While an acute sodium load or rise in blood pressure increase sodium excretion in normal rodents, the following three significant pharmacological manipulations also induce natriuresis: (1) blockade of intrarenal angiotensin type-1 receptors (AT1Rs), (2) stimulation of renal dopamine D1-like receptors and (3) activation of intrarenal angiotensin type-2 receptors (AT2Rs). Recent studies have shown that natriuresis resulting from both AT1R blockade and D1-like receptor stimulation are mediated, at least in part, by AT2R activation, since concomitant blockade of renal AT2Rs in these situations abolishes the natriuresis11, 12. Regarding direct renal AT2R-induced natriuresis, renal interstitial (RI) angiotensin III (Ang III), but not angiotensin II (Ang II), results in increased Na+ excretion when AT1Rs are blocked systemically11. This effect is also abolished by concomitant infusion of a selective AT2R antagonist, highlighting the important direct role of renal AT2R activation by Ang III in natriuresis11.

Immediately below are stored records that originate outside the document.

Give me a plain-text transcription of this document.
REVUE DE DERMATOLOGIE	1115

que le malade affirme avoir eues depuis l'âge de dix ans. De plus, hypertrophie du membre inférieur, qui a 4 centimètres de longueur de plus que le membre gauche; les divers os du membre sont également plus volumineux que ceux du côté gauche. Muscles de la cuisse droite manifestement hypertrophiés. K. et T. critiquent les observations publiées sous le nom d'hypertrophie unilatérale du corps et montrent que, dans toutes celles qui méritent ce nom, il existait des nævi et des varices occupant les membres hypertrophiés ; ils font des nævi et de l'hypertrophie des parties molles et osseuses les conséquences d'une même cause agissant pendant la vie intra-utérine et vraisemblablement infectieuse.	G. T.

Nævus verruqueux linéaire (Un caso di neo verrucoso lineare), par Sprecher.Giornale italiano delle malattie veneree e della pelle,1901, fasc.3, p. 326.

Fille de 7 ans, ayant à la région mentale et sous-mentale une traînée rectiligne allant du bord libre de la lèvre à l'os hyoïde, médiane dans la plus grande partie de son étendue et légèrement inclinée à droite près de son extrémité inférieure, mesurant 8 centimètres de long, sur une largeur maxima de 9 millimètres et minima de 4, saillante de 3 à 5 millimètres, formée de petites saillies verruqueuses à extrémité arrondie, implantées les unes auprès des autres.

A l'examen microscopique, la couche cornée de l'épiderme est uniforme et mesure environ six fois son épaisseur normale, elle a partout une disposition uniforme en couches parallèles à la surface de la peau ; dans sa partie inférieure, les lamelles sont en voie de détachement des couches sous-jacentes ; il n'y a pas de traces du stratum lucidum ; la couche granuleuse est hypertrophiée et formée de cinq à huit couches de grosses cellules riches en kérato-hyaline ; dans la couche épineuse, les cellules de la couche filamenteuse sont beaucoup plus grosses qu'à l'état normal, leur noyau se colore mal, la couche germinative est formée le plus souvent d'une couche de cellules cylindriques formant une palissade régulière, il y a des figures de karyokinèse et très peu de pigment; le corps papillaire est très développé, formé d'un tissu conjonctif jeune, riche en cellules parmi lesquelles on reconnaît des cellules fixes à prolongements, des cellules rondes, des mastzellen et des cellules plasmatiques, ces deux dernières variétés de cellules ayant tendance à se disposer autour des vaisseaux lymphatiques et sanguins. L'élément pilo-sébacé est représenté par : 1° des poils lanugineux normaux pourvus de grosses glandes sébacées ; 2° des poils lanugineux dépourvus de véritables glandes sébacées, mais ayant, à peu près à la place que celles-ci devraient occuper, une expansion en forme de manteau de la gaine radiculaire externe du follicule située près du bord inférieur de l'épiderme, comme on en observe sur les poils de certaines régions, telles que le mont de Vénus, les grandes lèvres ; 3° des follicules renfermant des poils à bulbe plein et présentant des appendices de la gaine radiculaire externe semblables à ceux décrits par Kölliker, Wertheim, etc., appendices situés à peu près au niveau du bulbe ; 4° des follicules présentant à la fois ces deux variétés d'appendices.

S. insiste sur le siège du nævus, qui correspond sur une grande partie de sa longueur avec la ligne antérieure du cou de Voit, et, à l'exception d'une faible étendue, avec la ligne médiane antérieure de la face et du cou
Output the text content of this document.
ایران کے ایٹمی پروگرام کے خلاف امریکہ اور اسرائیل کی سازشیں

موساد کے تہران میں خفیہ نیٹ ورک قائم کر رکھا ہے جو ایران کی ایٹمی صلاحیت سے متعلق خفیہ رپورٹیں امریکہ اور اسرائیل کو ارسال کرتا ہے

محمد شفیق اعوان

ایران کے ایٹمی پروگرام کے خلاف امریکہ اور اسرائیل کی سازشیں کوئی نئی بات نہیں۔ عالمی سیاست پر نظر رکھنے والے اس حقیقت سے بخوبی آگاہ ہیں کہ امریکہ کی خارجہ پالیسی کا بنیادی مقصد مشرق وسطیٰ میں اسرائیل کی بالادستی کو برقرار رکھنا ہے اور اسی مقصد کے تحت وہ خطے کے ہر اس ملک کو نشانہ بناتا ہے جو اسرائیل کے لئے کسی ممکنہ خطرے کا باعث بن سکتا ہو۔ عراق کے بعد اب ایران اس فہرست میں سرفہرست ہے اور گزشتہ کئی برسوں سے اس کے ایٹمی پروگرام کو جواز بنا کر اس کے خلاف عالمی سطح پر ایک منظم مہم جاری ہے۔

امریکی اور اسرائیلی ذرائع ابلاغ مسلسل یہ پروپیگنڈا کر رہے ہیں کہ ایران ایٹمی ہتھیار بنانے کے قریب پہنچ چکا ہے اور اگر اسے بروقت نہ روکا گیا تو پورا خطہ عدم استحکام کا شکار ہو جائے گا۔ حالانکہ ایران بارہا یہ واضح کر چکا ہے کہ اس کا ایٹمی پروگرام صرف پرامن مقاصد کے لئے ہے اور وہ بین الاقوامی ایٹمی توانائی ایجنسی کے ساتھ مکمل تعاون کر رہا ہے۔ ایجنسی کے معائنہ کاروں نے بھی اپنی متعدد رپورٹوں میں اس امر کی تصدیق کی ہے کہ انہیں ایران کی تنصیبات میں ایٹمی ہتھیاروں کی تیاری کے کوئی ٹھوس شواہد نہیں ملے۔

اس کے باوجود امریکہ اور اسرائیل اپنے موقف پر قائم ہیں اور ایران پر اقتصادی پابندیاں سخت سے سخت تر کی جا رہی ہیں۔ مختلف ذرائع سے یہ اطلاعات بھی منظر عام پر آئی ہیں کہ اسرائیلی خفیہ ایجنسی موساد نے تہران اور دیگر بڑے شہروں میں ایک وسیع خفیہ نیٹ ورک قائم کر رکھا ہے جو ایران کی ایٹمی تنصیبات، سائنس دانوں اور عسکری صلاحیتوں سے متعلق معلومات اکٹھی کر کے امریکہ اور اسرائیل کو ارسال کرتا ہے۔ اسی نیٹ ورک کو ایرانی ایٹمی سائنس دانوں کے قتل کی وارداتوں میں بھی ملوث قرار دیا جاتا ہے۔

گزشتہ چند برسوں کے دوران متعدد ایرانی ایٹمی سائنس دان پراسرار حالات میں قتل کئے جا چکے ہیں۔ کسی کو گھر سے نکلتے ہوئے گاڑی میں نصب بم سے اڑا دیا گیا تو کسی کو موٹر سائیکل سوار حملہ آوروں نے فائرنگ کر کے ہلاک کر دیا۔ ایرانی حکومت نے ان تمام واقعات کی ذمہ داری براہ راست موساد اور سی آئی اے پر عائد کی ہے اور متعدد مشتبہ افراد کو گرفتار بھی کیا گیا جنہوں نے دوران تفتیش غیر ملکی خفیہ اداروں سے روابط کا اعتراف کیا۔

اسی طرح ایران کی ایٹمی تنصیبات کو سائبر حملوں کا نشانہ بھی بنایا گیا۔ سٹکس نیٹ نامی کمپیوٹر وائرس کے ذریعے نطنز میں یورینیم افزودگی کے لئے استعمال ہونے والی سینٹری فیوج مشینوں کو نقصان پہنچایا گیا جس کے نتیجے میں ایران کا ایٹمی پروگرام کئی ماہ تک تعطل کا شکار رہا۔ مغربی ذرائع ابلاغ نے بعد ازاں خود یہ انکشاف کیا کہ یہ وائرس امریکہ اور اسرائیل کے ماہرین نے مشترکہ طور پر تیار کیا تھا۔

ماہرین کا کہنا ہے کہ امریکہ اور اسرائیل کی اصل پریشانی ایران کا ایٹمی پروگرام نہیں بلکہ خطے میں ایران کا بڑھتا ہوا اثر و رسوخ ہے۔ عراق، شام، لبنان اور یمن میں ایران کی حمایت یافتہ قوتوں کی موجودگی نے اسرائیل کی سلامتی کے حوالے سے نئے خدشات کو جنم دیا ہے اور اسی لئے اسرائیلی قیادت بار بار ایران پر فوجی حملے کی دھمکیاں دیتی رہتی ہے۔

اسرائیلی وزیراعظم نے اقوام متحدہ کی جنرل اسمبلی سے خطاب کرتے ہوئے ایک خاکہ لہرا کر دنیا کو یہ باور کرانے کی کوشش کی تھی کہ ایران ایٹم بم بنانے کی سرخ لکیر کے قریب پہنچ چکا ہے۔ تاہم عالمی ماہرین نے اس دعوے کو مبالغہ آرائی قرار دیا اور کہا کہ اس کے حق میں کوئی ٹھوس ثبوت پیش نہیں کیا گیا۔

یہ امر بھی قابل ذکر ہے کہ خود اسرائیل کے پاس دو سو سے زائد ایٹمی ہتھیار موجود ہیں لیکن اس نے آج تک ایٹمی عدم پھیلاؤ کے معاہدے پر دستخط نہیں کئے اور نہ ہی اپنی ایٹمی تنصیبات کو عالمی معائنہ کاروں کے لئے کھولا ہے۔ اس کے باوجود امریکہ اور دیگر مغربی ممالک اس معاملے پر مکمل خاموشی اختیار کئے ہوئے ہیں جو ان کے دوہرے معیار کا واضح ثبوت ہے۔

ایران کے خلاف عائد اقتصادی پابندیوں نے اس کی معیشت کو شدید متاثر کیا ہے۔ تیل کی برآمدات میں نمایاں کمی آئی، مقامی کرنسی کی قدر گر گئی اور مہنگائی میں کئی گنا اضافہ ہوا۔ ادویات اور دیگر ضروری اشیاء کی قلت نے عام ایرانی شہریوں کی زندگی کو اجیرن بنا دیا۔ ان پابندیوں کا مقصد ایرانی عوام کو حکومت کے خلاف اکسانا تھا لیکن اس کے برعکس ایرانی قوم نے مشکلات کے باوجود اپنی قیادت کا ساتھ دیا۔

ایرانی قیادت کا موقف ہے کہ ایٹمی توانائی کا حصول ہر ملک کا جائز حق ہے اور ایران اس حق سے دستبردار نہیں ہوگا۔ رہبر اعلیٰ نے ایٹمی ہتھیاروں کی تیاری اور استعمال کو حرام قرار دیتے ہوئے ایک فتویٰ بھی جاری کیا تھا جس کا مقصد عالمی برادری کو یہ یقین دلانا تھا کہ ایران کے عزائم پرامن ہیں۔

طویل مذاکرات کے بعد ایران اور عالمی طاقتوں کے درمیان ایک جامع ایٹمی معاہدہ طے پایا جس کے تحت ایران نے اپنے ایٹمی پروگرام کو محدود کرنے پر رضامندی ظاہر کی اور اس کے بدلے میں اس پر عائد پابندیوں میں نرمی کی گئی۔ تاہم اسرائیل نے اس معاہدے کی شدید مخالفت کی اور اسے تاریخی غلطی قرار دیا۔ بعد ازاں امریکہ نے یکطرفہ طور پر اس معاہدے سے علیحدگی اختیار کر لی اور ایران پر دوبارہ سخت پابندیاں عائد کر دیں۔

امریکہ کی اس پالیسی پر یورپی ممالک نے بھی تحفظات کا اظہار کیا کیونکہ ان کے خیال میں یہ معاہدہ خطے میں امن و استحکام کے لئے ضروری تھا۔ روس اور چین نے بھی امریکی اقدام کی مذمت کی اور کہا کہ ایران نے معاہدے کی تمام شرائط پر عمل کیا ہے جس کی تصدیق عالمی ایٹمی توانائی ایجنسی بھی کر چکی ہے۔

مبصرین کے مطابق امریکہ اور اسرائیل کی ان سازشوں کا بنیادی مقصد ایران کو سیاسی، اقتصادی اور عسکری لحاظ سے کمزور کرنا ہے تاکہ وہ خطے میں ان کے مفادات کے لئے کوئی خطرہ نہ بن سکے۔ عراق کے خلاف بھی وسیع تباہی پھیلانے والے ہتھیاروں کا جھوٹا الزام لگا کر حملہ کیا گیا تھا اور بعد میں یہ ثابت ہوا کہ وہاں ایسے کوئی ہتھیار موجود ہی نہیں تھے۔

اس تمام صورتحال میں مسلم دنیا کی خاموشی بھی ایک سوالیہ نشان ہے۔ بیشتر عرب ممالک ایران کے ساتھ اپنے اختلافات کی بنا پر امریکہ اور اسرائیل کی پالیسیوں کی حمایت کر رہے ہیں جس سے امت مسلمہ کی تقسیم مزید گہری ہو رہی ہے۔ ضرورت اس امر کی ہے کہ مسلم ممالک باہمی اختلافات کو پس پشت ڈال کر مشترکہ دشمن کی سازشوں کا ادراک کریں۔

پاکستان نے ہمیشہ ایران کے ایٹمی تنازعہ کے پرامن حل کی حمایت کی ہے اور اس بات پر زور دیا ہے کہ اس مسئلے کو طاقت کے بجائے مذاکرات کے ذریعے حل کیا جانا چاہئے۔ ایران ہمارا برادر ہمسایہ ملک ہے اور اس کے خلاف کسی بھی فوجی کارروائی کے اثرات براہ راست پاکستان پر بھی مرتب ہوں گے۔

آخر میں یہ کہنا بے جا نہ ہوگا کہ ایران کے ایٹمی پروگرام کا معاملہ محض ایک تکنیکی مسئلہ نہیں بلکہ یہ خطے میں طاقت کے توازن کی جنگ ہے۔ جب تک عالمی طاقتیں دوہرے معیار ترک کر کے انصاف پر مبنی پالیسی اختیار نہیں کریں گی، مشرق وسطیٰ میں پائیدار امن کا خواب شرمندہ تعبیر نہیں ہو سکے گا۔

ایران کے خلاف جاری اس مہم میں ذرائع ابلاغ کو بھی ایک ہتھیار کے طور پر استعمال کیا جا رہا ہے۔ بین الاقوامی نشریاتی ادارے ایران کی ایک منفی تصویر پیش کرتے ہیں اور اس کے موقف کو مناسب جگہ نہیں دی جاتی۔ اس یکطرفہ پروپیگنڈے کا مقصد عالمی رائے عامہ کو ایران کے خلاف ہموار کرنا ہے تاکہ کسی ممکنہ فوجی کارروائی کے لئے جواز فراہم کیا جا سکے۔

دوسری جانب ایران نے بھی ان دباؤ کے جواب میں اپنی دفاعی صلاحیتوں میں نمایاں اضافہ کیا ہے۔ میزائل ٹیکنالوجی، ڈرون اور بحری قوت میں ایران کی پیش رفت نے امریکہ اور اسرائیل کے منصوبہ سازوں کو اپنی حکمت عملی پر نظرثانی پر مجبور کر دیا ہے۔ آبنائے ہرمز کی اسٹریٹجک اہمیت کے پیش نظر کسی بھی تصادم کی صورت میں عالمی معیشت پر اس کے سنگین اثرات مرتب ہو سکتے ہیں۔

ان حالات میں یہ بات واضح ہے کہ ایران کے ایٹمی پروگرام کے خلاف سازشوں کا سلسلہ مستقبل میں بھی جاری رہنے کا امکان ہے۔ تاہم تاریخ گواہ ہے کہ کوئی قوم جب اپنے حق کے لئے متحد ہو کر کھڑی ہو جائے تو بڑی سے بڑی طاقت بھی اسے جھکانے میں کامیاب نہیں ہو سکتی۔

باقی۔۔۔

In the kidney, aminopeptidase A (APA), an enzyme normally expressed on the brush border of renal proximal tubule cells, is responsible for converting Ang II to Ang III. Ang III is subsequently degraded to angiotensin IV (Ang IV) by aminopeptidase N (APN). Inhibition of intrarenal APN results in augmented natriuretic responses to Ang III in the presence of systemic AT1R blockade13 and natriuresis engendered by inhibition of APN is abolished by concomitant inhibition of APA14. Taken together, these data suggest that renal AT2Rs mediate natriuresis engendered by D1-like receptor activation and AT1R blockade, and that Ang III, and not Ang II, is the preferred agonist of this response.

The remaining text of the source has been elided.